US regulators launched an investigationon Thursday into complaints by United States Steel Corp. that Chinese competitors stole its secrets and fixed prices, Reuters reported.
The International Trade Commission said in a statement that it has not made any decisions on the merits of the case.
US Steel, in its complaint under US tariff law, is seeking to halt nearly all imports from China’s largest steel producers and trading houses.
The commission identified 40 Chinese steelmakers and distribution subsidiaries as respondents, including Baosteel Group, Hebei Iron and Steel Group, Wuhan Iron and Steel Co. Ltd., Maanshan Iron and Steel Group, Anshan Iron and Steel Group and Jiangsu Shagang Group.
The probe comes amid a barrage of efforts by the US Commerce Department to clamp down on a glut of Chinese steel imports, including steep anti-dumping duties on corrosion-resistant steel announced on Wednesday.
US Steel filed its original complaint a month ago, alleging that it was a victim of a 2011 computer hacking incident that also prompted US federal cyberespionage indictments against five Chinese military officials in 2014.

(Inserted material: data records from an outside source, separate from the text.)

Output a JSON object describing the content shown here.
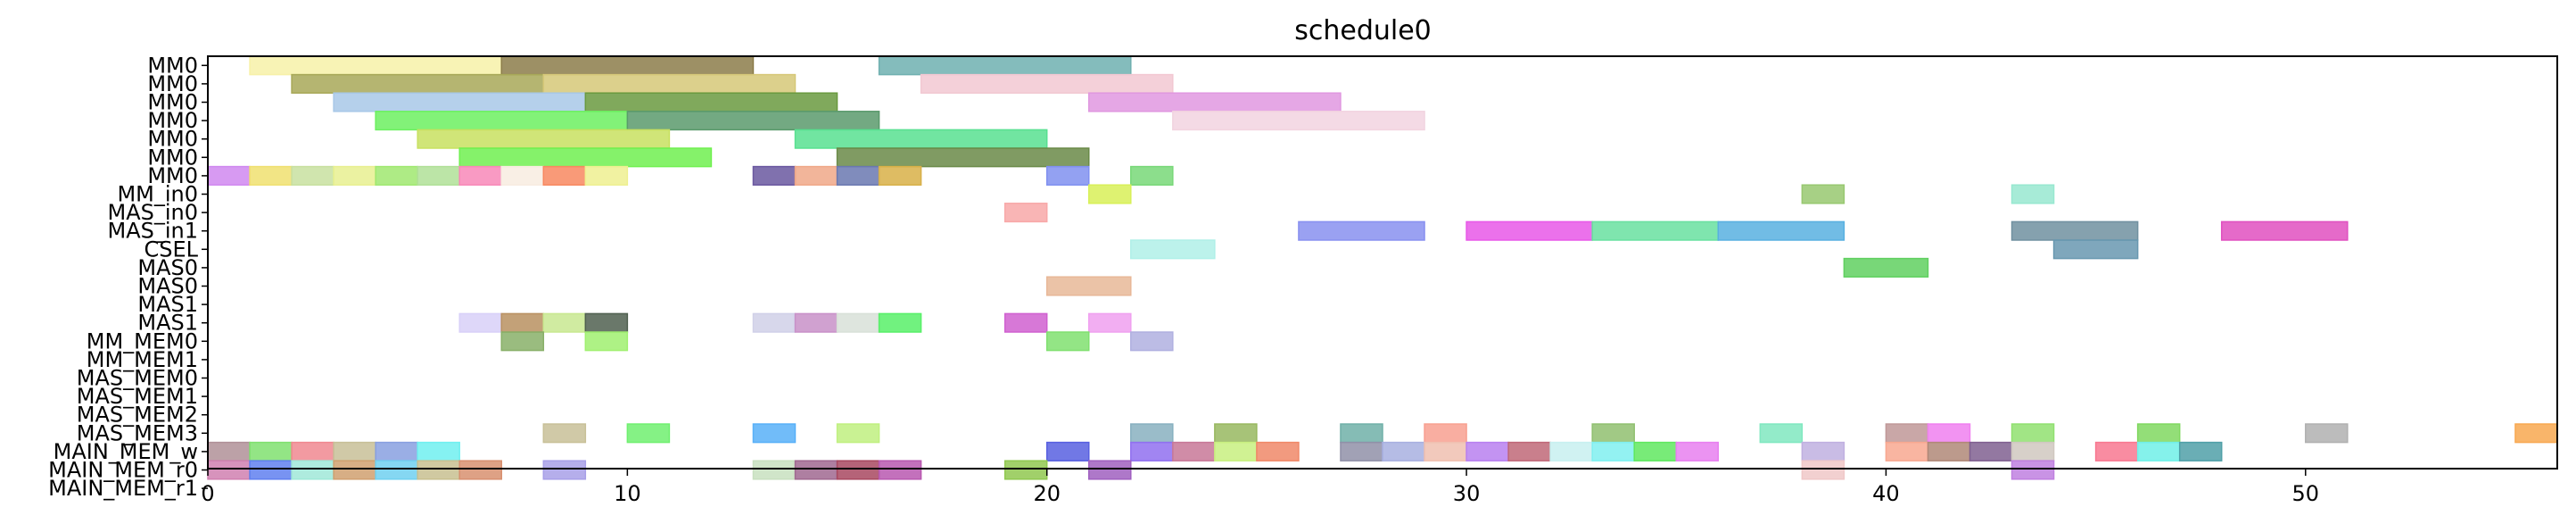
{
  "chart_data": {
    "type": "gantt",
    "title": "schedule0",
    "xlim": [
      0,
      56
    ],
    "x_ticks": [
      0,
      10,
      20,
      30,
      40,
      50
    ],
    "rows": [
      "MM0",
      "MM0",
      "MM0",
      "MM0",
      "MM0",
      "MM0",
      "MM0",
      "MM_in0",
      "MAS_in0",
      "MAS_in1",
      "CSEL",
      "MAS0",
      "MAS0",
      "MAS1",
      "MAS1",
      "MM_MEM0",
      "MM_MEM1",
      "MAS_MEM0",
      "MAS_MEM1",
      "MAS_MEM2",
      "MAS_MEM3",
      "MAIN_MEM_w",
      "MAIN_MEM_r0",
      "MAIN_MEM_r1"
    ],
    "bars": [
      {
        "row": 0,
        "start": 1,
        "end": 7,
        "color": "#f7f1a8"
      },
      {
        "row": 0,
        "start": 7,
        "end": 13,
        "color": "#8c7d4a"
      },
      {
        "row": 0,
        "start": 16,
        "end": 22,
        "color": "#6fb0b0"
      },
      {
        "row": 1,
        "start": 2,
        "end": 8,
        "color": "#a8a858"
      },
      {
        "row": 1,
        "start": 8,
        "end": 14,
        "color": "#d6c878"
      },
      {
        "row": 1,
        "start": 17,
        "end": 23,
        "color": "#f2c8d2"
      },
      {
        "row": 2,
        "start": 3,
        "end": 9,
        "color": "#a8c8e8"
      },
      {
        "row": 2,
        "start": 9,
        "end": 15,
        "color": "#6a9a40"
      },
      {
        "row": 2,
        "start": 21,
        "end": 27,
        "color": "#e098e0"
      },
      {
        "row": 3,
        "start": 4,
        "end": 10,
        "color": "#6cf060"
      },
      {
        "row": 3,
        "start": 10,
        "end": 16,
        "color": "#5a9a6c"
      },
      {
        "row": 3,
        "start": 23,
        "end": 29,
        "color": "#f2d4e0"
      },
      {
        "row": 4,
        "start": 5,
        "end": 11,
        "color": "#c8e060"
      },
      {
        "row": 4,
        "start": 14,
        "end": 20,
        "color": "#58e090"
      },
      {
        "row": 5,
        "start": 6,
        "end": 12,
        "color": "#70f050"
      },
      {
        "row": 5,
        "start": 15,
        "end": 21,
        "color": "#6a8a48"
      },
      {
        "row": 6,
        "start": 0,
        "end": 1,
        "color": "#d088f0"
      },
      {
        "row": 6,
        "start": 1,
        "end": 2,
        "color": "#f0e070"
      },
      {
        "row": 6,
        "start": 2,
        "end": 3,
        "color": "#c8e0a0"
      },
      {
        "row": 6,
        "start": 3,
        "end": 4,
        "color": "#e8f090"
      },
      {
        "row": 6,
        "start": 4,
        "end": 5,
        "color": "#a0e870"
      },
      {
        "row": 6,
        "start": 5,
        "end": 6,
        "color": "#b0e098"
      },
      {
        "row": 6,
        "start": 6,
        "end": 7,
        "color": "#f888b8"
      },
      {
        "row": 6,
        "start": 7,
        "end": 8,
        "color": "#f8ece0"
      },
      {
        "row": 6,
        "start": 8,
        "end": 9,
        "color": "#f88860"
      },
      {
        "row": 6,
        "start": 9,
        "end": 10,
        "color": "#eef090"
      },
      {
        "row": 6,
        "start": 13,
        "end": 14,
        "color": "#6a58a0"
      },
      {
        "row": 6,
        "start": 14,
        "end": 15,
        "color": "#f0a888"
      },
      {
        "row": 6,
        "start": 15,
        "end": 16,
        "color": "#6a78b0"
      },
      {
        "row": 6,
        "start": 16,
        "end": 17,
        "color": "#d8b048"
      },
      {
        "row": 6,
        "start": 20,
        "end": 21,
        "color": "#8090f0"
      },
      {
        "row": 6,
        "start": 22,
        "end": 23,
        "color": "#78d878"
      },
      {
        "row": 7,
        "start": 21,
        "end": 22,
        "color": "#d8f058"
      },
      {
        "row": 7,
        "start": 38,
        "end": 39,
        "color": "#98c870"
      },
      {
        "row": 7,
        "start": 43,
        "end": 44,
        "color": "#98e8d0"
      },
      {
        "row": 8,
        "start": 19,
        "end": 20,
        "color": "#f8a8a8"
      },
      {
        "row": 9,
        "start": 26,
        "end": 29,
        "color": "#8890f0"
      },
      {
        "row": 9,
        "start": 30,
        "end": 33,
        "color": "#e858e8"
      },
      {
        "row": 9,
        "start": 33,
        "end": 36,
        "color": "#68e0a0"
      },
      {
        "row": 9,
        "start": 36,
        "end": 39,
        "color": "#58b0e0"
      },
      {
        "row": 9,
        "start": 43,
        "end": 46,
        "color": "#7090a0"
      },
      {
        "row": 9,
        "start": 48,
        "end": 51,
        "color": "#e050c0"
      },
      {
        "row": 10,
        "start": 22,
        "end": 24,
        "color": "#b0f0e8"
      },
      {
        "row": 10,
        "start": 44,
        "end": 46,
        "color": "#6898b0"
      },
      {
        "row": 11,
        "start": 39,
        "end": 41,
        "color": "#60d060"
      },
      {
        "row": 12,
        "start": 20,
        "end": 22,
        "color": "#e8b898"
      },
      {
        "row": 14,
        "start": 6,
        "end": 7,
        "color": "#d8d0f8"
      },
      {
        "row": 14,
        "start": 7,
        "end": 8,
        "color": "#b89060"
      },
      {
        "row": 14,
        "start": 8,
        "end": 9,
        "color": "#c8e890"
      },
      {
        "row": 14,
        "start": 9,
        "end": 10,
        "color": "#506050"
      },
      {
        "row": 14,
        "start": 13,
        "end": 14,
        "color": "#d0d0e8"
      },
      {
        "row": 14,
        "start": 14,
        "end": 15,
        "color": "#c890c8"
      },
      {
        "row": 14,
        "start": 15,
        "end": 16,
        "color": "#d8e0d8"
      },
      {
        "row": 14,
        "start": 16,
        "end": 17,
        "color": "#58f068"
      },
      {
        "row": 14,
        "start": 19,
        "end": 20,
        "color": "#d060d0"
      },
      {
        "row": 14,
        "start": 21,
        "end": 22,
        "color": "#f0a0f0"
      },
      {
        "row": 15,
        "start": 7,
        "end": 8,
        "color": "#88b068"
      },
      {
        "row": 15,
        "start": 9,
        "end": 10,
        "color": "#a0f070"
      },
      {
        "row": 15,
        "start": 20,
        "end": 21,
        "color": "#80e070"
      },
      {
        "row": 15,
        "start": 22,
        "end": 23,
        "color": "#b0b0e0"
      },
      {
        "row": 20,
        "start": 8,
        "end": 9,
        "color": "#c8c098"
      },
      {
        "row": 20,
        "start": 10,
        "end": 11,
        "color": "#70f070"
      },
      {
        "row": 20,
        "start": 13,
        "end": 14,
        "color": "#58b0f8"
      },
      {
        "row": 20,
        "start": 15,
        "end": 16,
        "color": "#c0f080"
      },
      {
        "row": 20,
        "start": 22,
        "end": 23,
        "color": "#88b0c0"
      },
      {
        "row": 20,
        "start": 24,
        "end": 25,
        "color": "#98b860"
      },
      {
        "row": 20,
        "start": 27,
        "end": 28,
        "color": "#70b0a8"
      },
      {
        "row": 20,
        "start": 29,
        "end": 30,
        "color": "#f8a090"
      },
      {
        "row": 20,
        "start": 33,
        "end": 34,
        "color": "#90c070"
      },
      {
        "row": 20,
        "start": 37,
        "end": 38,
        "color": "#80e8c0"
      },
      {
        "row": 20,
        "start": 40,
        "end": 41,
        "color": "#c09898"
      },
      {
        "row": 20,
        "start": 41,
        "end": 42,
        "color": "#f080f0"
      },
      {
        "row": 20,
        "start": 43,
        "end": 44,
        "color": "#90e070"
      },
      {
        "row": 20,
        "start": 46,
        "end": 47,
        "color": "#80d860"
      },
      {
        "row": 20,
        "start": 50,
        "end": 51,
        "color": "#b0b0b0"
      },
      {
        "row": 20,
        "start": 55,
        "end": 56,
        "color": "#f8a850"
      },
      {
        "row": 21,
        "start": 0,
        "end": 1,
        "color": "#b09098"
      },
      {
        "row": 21,
        "start": 1,
        "end": 2,
        "color": "#80e070"
      },
      {
        "row": 21,
        "start": 2,
        "end": 3,
        "color": "#f08890"
      },
      {
        "row": 21,
        "start": 3,
        "end": 4,
        "color": "#c8c098"
      },
      {
        "row": 21,
        "start": 4,
        "end": 5,
        "color": "#88a0e0"
      },
      {
        "row": 21,
        "start": 5,
        "end": 6,
        "color": "#70f0f0"
      },
      {
        "row": 21,
        "start": 20,
        "end": 21,
        "color": "#5860e0"
      },
      {
        "row": 21,
        "start": 22,
        "end": 23,
        "color": "#9070f0"
      },
      {
        "row": 21,
        "start": 23,
        "end": 24,
        "color": "#c87898"
      },
      {
        "row": 21,
        "start": 24,
        "end": 25,
        "color": "#c8f080"
      },
      {
        "row": 21,
        "start": 25,
        "end": 26,
        "color": "#f08868"
      },
      {
        "row": 21,
        "start": 27,
        "end": 28,
        "color": "#9090a8"
      },
      {
        "row": 21,
        "start": 28,
        "end": 29,
        "color": "#a8b0e0"
      },
      {
        "row": 21,
        "start": 29,
        "end": 30,
        "color": "#f0c0b0"
      },
      {
        "row": 21,
        "start": 30,
        "end": 31,
        "color": "#b880f0"
      },
      {
        "row": 21,
        "start": 31,
        "end": 32,
        "color": "#c06878"
      },
      {
        "row": 21,
        "start": 32,
        "end": 33,
        "color": "#c8f0f0"
      },
      {
        "row": 21,
        "start": 33,
        "end": 34,
        "color": "#80f0f0"
      },
      {
        "row": 21,
        "start": 34,
        "end": 35,
        "color": "#60e860"
      },
      {
        "row": 21,
        "start": 35,
        "end": 36,
        "color": "#e880f0"
      },
      {
        "row": 21,
        "start": 38,
        "end": 39,
        "color": "#c0b0e0"
      },
      {
        "row": 21,
        "start": 40,
        "end": 41,
        "color": "#f8a890"
      },
      {
        "row": 21,
        "start": 41,
        "end": 42,
        "color": "#b08878"
      },
      {
        "row": 21,
        "start": 42,
        "end": 43,
        "color": "#806090"
      },
      {
        "row": 21,
        "start": 43,
        "end": 44,
        "color": "#d0c8c0"
      },
      {
        "row": 21,
        "start": 45,
        "end": 46,
        "color": "#f87890"
      },
      {
        "row": 21,
        "start": 46,
        "end": 47,
        "color": "#70f0e8"
      },
      {
        "row": 21,
        "start": 47,
        "end": 48,
        "color": "#50a0a8"
      },
      {
        "row": 22,
        "start": 0,
        "end": 1,
        "color": "#d080b0"
      },
      {
        "row": 22,
        "start": 1,
        "end": 2,
        "color": "#6080f0"
      },
      {
        "row": 22,
        "start": 2,
        "end": 3,
        "color": "#a0e8d8"
      },
      {
        "row": 22,
        "start": 3,
        "end": 4,
        "color": "#d0a070"
      },
      {
        "row": 22,
        "start": 4,
        "end": 5,
        "color": "#70d0f0"
      },
      {
        "row": 22,
        "start": 5,
        "end": 6,
        "color": "#c8c090"
      },
      {
        "row": 22,
        "start": 6,
        "end": 7,
        "color": "#d89070"
      },
      {
        "row": 22,
        "start": 8,
        "end": 9,
        "color": "#a8a0e8"
      },
      {
        "row": 22,
        "start": 13,
        "end": 14,
        "color": "#c8e0c0"
      },
      {
        "row": 22,
        "start": 14,
        "end": 15,
        "color": "#a06890"
      },
      {
        "row": 22,
        "start": 15,
        "end": 16,
        "color": "#a84860"
      },
      {
        "row": 22,
        "start": 16,
        "end": 17,
        "color": "#b858b0"
      },
      {
        "row": 22,
        "start": 19,
        "end": 20,
        "color": "#90c850"
      },
      {
        "row": 22,
        "start": 21,
        "end": 22,
        "color": "#a060c0"
      },
      {
        "row": 22,
        "start": 38,
        "end": 39,
        "color": "#f0c8c8"
      },
      {
        "row": 22,
        "start": 43,
        "end": 44,
        "color": "#c080e0"
      }
    ]
  }
}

The Pittsburgh-based steelmaker alleged the hackers stole research data on production techniques for a new generation of lightweight, high-strength steel now favored by automakers.
It said this accelerated Chinese competitor Baosteel’s ability to replicate the product, which took US Steel a decade to develop.
Chinese steelmakers and officials rejected the need for the probe, and steelmakers said they would contest any findings.
“The US steel industry has already lost its leading position, and there is nothing worth stealing,” said an executive with Maanshan Steel.